The fervor with which many of my fellow Republicans support a nationwide limit on awards in medical malpractice lawsuits masks a deep schizophrenia inside Republican circles. For even the most ardent opponents of trial lawyers and civil suits in medmal cases flip-flop to SUPPORT civil suits to protect First Amendment rights and for lawsuits related to selected social issues. And the bills don’t cap damages, override state law, or set a cap on the attorneys’ fees, unlike H.R. 5, the bill before the House this week to severely limit medmal suits.
On February 28, the House agreed, by a simple voice vote, to pass H.R. 1433, the “Private Property Rights Protection Act of 2012,” which assists private property owners subject to abusive eminent domain actions by local governments. The official summary of the bill states that it “establishes a private cause of action for any private property owner or tenant who suffers injury as a result of a violation of this Act.” Moreover, the bill also prohibits state immunity againsg civil actions in federal or state court. I covered that bill here from its inception last year, and was astonished with the dedication that anti-medmal-lawsuit Republicans gave to protecting private property rights through civil suits brought by trial lawyers.
The abortion issue and the conscience protection issue arising from the enforcement of Obamacare mandates have led to numerous bills in which one or more parties with an interest are invited to file civil suits.
For instance, H.R. 3802, the “National Pro-Life Waiting Period Act of 2012,” prohibits an abortion provider from performing an abortion without waiting 24 hours after obtaining a written certification from the pregnant woman certifying the date and time of her first in-person meeting with the provider to seek the abortion.
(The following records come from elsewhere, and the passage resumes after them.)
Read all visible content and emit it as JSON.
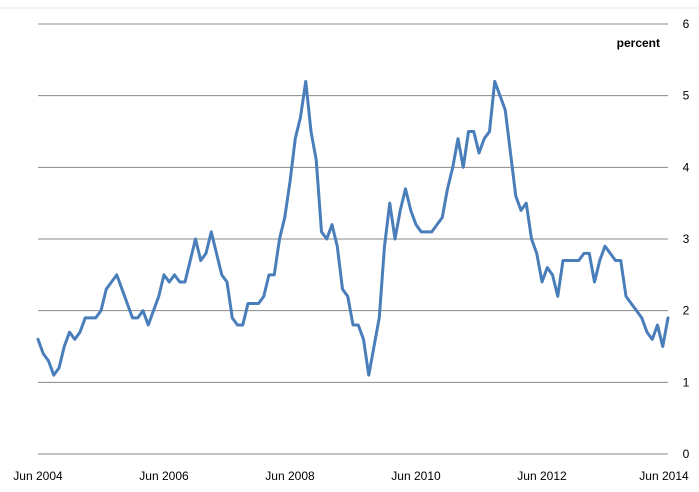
{
  "chart_data": {
    "type": "line",
    "title": "",
    "xlabel": "",
    "ylabel": "percent",
    "ylim": [
      0,
      6
    ],
    "yticks": [
      "0",
      "1",
      "2",
      "3",
      "4",
      "5",
      "6"
    ],
    "xticks": [
      "Jun 2004",
      "Jun 2006",
      "Jun 2008",
      "Jun 2010",
      "Jun 2012",
      "Jun 2014"
    ],
    "grid": true,
    "y_axis_side": "right",
    "line_color": "#4a7ebb",
    "start": "Jun 2004",
    "end": "Jun 2014",
    "frequency": "monthly",
    "series": [
      {
        "values": [
          1.6,
          1.4,
          1.3,
          1.1,
          1.2,
          1.5,
          1.7,
          1.6,
          1.7,
          1.9,
          1.9,
          1.9,
          2.0,
          2.3,
          2.4,
          2.5,
          2.3,
          2.1,
          1.9,
          1.9,
          2.0,
          1.8,
          2.0,
          2.2,
          2.5,
          2.4,
          2.5,
          2.4,
          2.4,
          2.7,
          3.0,
          2.7,
          2.8,
          3.1,
          2.8,
          2.5,
          2.4,
          1.9,
          1.8,
          1.8,
          2.1,
          2.1,
          2.1,
          2.2,
          2.5,
          2.5,
          3.0,
          3.3,
          3.8,
          4.4,
          4.7,
          5.2,
          4.5,
          4.1,
          3.1,
          3.0,
          3.2,
          2.9,
          2.3,
          2.2,
          1.8,
          1.8,
          1.6,
          1.1,
          1.5,
          1.9,
          2.9,
          3.5,
          3.0,
          3.4,
          3.7,
          3.4,
          3.2,
          3.1,
          3.1,
          3.1,
          3.2,
          3.3,
          3.7,
          4.0,
          4.4,
          4.0,
          4.5,
          4.5,
          4.2,
          4.4,
          4.5,
          5.2,
          5.0,
          4.8,
          4.2,
          3.6,
          3.4,
          3.5,
          3.0,
          2.8,
          2.4,
          2.6,
          2.5,
          2.2,
          2.7,
          2.7,
          2.7,
          2.7,
          2.8,
          2.8,
          2.4,
          2.7,
          2.9,
          2.8,
          2.7,
          2.7,
          2.2,
          2.1,
          2.0,
          1.9,
          1.7,
          1.6,
          1.8,
          1.5,
          1.9
        ]
      }
    ]
  }
}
The bill enables the pregnant woman, or the parents/legal guardians of a pregnant minor, to sue the abortion provider if an abortion has been performed in violation of this Act. I know if at least three other pro-life bills introduced in this session of Congress that enable civil suits against abortion providers, including H.R. 3541, the “Prenatal Nondiscrimination Act,” which prohibits an abortion based on the sex, gender, color or race of the child, or the race of a parent of the child, about which I posted on February 9.
And virtually all of the conscience protection bills introduced in reaction to the Obamacare mandates enable a private right of action. The bill drawing the most attention, sponsored by Sen. Roy Blunt and titled the “Respect the Rights of Conscious” amendment to the Senate highway bill, established a private right of action (by any “persons or entities protected”) to assert a violation of this section as a claim in a civil suit. The “persons protected” could have been anyone from a provider of a health care insurance plan to a beneficiary. That amendment was not approved by the Senate.
I have no personal objection to Congress creating private rights of action for any of these causes. The Founding Fathers believed in open courtrooms for all Americans to defend their God-given rights. But it’s hypocritical to do so in these instances, and then turn right around to deny access to the courtroom for someone injured through medical malpractice.
Why should doctors and hospitals be granted special protection in federal law when states and municipalities are told they might have to pay damages for violating our civil rights?